In a letter written last week to U.S. Congresswoman Rosa DeLauro (D-Connecticut), Chair of the House Appropriations Committee, the U.S. Food and Drug Administration (FDA) provided a timeline on the agency's expected rollout of final new breast density notification rules. In 2019, FDA proposed rules that would require screening mammography providers to notify women in reports written in lay language whether they have dense breasts and whether they may need additional screenings to find breast cancer.

The proposed rule would require the "lay summary" to screening patients to include a prescribed paragraph on the significance of breast density. The proposed regulations would also establish four categories for reporting breast tissue density in the mammography report that is provided to the patient’s referring healthcare provider. This is significant because dense breast tissue is known to be one of the factors that increases the chances that a woman will develop breast cancer, and thus is considered to be a risk factor for breast cancer.
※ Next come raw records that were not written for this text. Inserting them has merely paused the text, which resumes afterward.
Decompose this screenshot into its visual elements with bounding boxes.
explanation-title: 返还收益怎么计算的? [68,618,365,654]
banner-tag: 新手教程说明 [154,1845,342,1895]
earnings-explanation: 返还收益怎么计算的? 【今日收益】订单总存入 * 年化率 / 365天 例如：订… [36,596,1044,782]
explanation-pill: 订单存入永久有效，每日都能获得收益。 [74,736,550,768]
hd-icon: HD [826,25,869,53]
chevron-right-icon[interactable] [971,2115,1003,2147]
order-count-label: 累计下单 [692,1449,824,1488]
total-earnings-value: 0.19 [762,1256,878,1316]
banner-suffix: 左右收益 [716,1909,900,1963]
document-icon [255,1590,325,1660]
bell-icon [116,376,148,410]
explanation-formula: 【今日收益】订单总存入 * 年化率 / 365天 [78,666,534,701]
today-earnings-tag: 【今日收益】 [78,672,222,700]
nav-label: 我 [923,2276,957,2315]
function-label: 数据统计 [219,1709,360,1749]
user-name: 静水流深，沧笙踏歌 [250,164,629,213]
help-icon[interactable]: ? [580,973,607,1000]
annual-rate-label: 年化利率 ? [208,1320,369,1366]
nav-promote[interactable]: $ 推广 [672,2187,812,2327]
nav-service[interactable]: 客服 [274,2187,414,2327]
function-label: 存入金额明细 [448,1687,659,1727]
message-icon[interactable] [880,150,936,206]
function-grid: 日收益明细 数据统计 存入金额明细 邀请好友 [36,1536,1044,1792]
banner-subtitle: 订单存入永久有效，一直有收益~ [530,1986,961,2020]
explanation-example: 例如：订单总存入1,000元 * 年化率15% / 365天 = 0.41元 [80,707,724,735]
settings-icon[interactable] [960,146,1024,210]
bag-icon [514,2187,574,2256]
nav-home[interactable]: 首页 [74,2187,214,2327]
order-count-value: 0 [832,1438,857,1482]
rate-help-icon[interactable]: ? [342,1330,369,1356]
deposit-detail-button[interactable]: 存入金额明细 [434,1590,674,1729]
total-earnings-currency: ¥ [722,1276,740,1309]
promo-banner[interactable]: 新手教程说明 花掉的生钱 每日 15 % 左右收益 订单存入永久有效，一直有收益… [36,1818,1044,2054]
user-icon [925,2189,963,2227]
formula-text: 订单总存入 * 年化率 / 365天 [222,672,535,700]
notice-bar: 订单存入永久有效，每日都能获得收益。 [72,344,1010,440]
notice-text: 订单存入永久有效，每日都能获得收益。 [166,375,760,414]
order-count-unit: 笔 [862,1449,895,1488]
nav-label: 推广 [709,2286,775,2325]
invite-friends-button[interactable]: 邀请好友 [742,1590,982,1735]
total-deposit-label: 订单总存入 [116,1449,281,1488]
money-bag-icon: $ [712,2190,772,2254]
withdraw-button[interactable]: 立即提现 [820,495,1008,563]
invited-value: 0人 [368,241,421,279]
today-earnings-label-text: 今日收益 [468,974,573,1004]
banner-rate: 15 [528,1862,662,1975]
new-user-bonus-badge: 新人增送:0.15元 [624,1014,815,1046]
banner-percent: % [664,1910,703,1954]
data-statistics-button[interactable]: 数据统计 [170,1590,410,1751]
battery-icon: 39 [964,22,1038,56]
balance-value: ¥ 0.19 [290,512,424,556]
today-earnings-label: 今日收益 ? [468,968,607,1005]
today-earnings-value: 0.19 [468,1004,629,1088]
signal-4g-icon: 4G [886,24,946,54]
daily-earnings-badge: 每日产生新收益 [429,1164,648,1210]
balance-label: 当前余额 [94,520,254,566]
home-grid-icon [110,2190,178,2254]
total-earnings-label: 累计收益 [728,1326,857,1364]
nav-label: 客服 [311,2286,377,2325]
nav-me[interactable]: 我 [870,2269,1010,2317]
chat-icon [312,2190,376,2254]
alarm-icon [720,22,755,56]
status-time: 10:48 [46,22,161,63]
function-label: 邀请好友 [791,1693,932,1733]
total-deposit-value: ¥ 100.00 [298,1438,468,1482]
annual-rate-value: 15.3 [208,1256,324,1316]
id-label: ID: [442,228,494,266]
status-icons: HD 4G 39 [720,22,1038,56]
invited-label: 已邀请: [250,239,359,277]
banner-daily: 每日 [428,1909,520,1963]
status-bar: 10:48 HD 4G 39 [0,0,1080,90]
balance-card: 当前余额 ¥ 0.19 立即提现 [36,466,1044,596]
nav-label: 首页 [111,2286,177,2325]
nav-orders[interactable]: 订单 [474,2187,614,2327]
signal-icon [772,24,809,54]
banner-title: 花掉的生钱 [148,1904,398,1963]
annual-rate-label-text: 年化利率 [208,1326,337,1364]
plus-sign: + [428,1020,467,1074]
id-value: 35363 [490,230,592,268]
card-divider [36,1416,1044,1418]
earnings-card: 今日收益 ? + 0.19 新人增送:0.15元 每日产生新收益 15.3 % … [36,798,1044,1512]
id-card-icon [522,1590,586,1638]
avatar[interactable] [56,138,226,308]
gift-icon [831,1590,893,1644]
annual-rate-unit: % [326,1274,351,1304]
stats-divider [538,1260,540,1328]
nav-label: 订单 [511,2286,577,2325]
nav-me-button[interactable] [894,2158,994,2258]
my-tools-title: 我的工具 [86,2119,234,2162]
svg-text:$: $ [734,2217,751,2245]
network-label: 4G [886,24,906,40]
Currently, laws are in place in 38 states and the District of Columbia to require some level of breast density notification to patients after having received a mammogram. But not every state with such laws requires mammographers to notify patients of their personal breast density status. If the FDA's rule is promulgated as proposed, every US mammography facility will be required to provide their patients information about their breast density, if applicable.

FDA advised Rep. DeLauro that they are optimistic that the final rule will publish before the end of the 2022 calendar year or by early 2023.